When it comes to election time, we have to choose one from column A or one from column B. When we are disappointed with A we change sides and let B have a go, forgetting that the last time we had B in charge, we weren’t happy then, either. And it’s not like they have any new ideas; they’re just recycling all the crap that didn’t work before. But at no point do we say, hey, let’s get off this merry-go-round. Well, sometimes we say we’re going to, but we never actually do it.
It’s a democracy and that means we have to participate, right? But when we go to the polls we have to choose among the choices given to us. We can decide not to vote, but it’s difficult to register a vote of no. We can’t actively reject the choice. Not voting isn’t the same. Nonvotes aren’t counted. I suppose we could write-in. Write-in campaigns historically have not done well. Nevada has a “none of the above” option on the ballot, but it doesn’t really matter. Some protest vote movements have been organized, but with little effect. The parties have us pretty well trained, especially for the primaries. The primaries, by their nature, tend to draw the most partisan voters. Few people go to the primaries to vote against all the options.

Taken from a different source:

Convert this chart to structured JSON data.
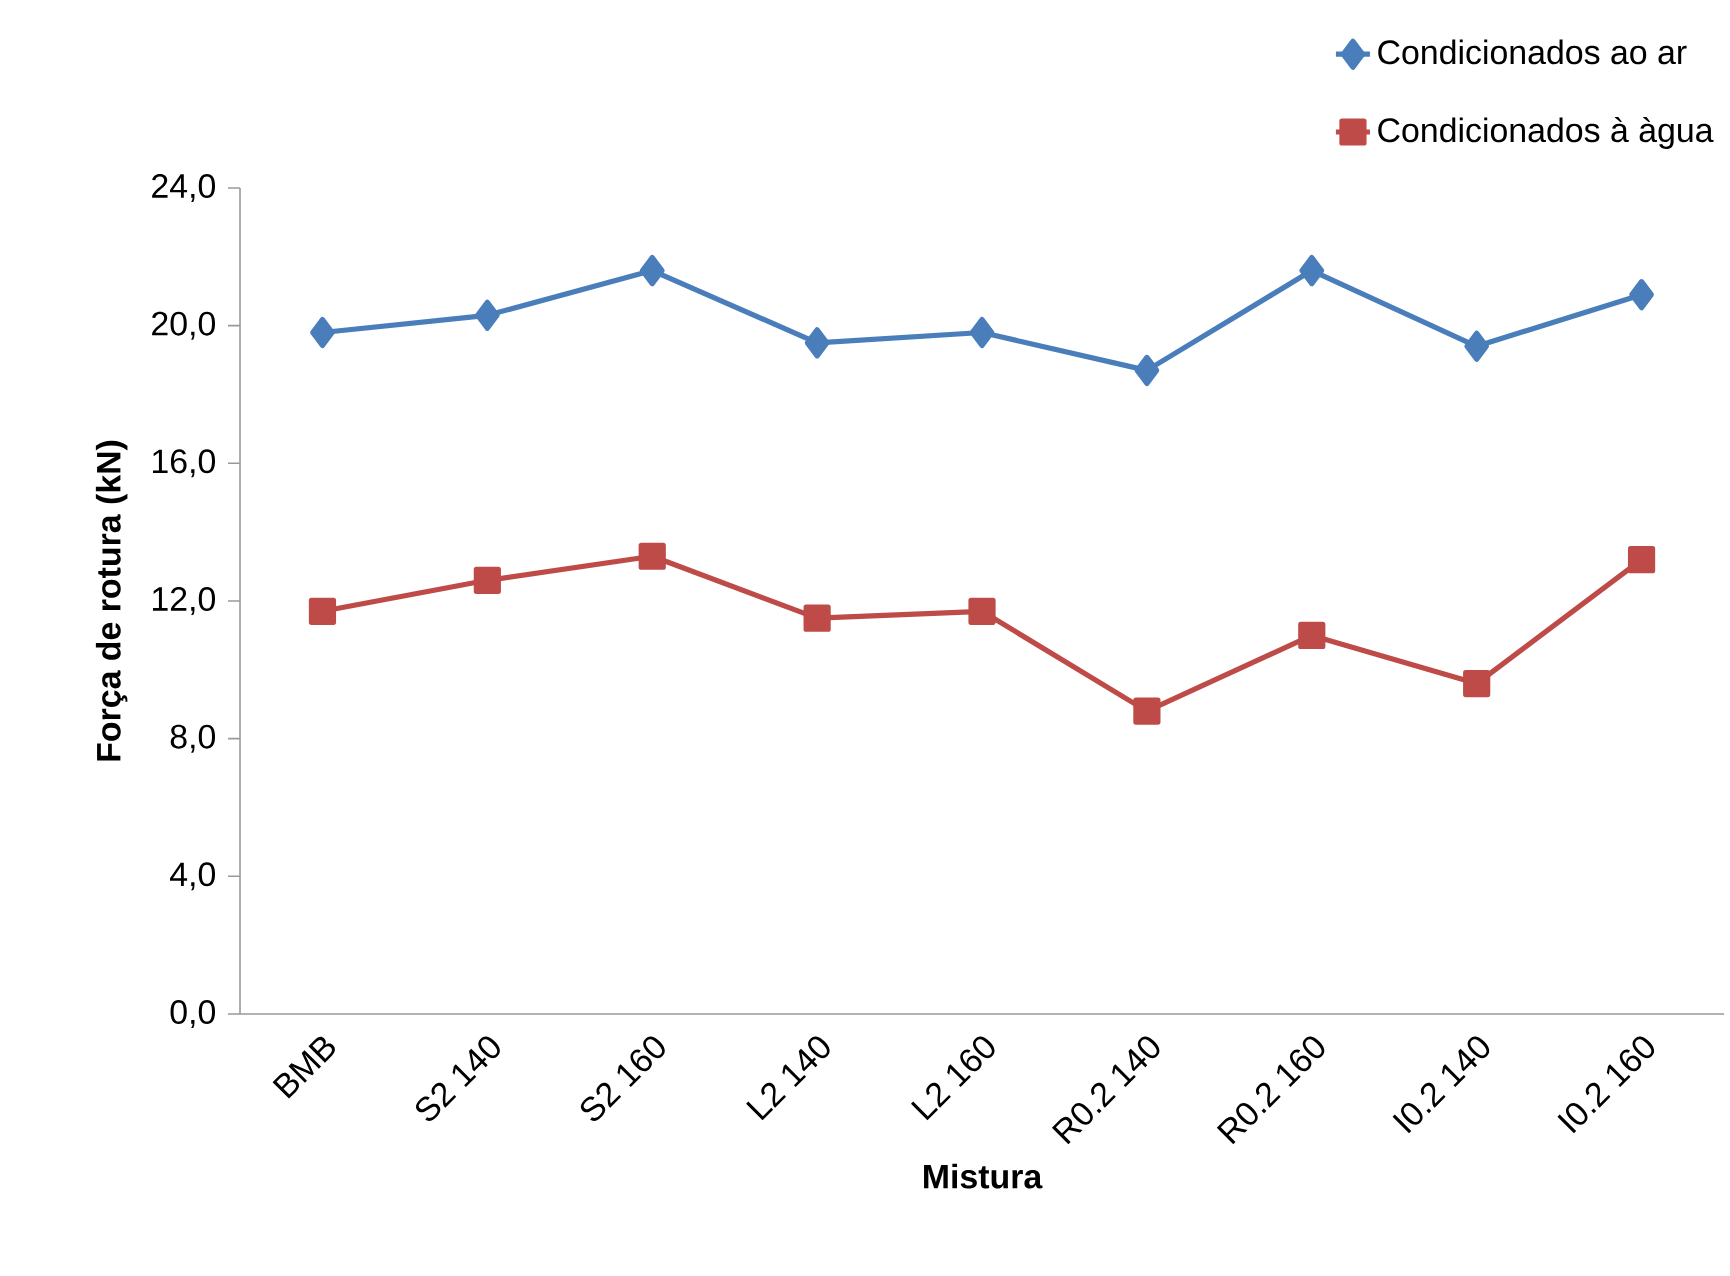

But why not give it a go? Some states have open primaries, and this year the president is running unopposed, so there won’t be any Dem primaries. So if you can, go to the Republican primary in your state and vote “none of the above.”
Divest. This is a complicated issue that I for one do not really have good plan for myself. But taking our deposits away from the banks is only part of the solution. If you’re fortunate to have a job that still provides some sort of retirement benefit, chances are it’s a 401K-type account or other sort of managed investment fund. You and/or your employer plunk some money into the fund, and maybe you get to choose from a few different ones, but then the money goes into the bucket and do you have any idea what happens to it after that? What stocks and bonds it pays for? A fund manager pushes it around and takes a cut. Sometimes the fund goes up, sometimes not, the manager gets paid either way. Can we take this money away from them?
Add your own value. By this I mean, don’t be a passive a consumer. Make things, do things. It doesn’t have to be especially “creative.” Not everyone needs to be an artist. Though, of course, it’s cool if that’s your bag. But breaking the chain of dependency on the processed and packaged revitalizes real culture and lessens the power of our corporate masters. Play an instrument. Learn to cook. Learn to fix things. Grow food. Set up a darkroom. There’s an endless list of possibilities. A lot of people already do these things; it’s not that hard and doesn’t necessarily require a heavy investment. I for one, like to cook, and bake. I like food, and I’ve gotten pretty good at it. I bake my own bread, make jams and pickles, my own breakfast cereal. I like the fact that I can break my food needs down to basic ingredients and not need much processed food. I have a lot more control over the sources of my food, with fewer steps between me and the source. I think of my chef’s knife as a weapon of resistance. Find your weapon of resistance; it’s out there somewhere.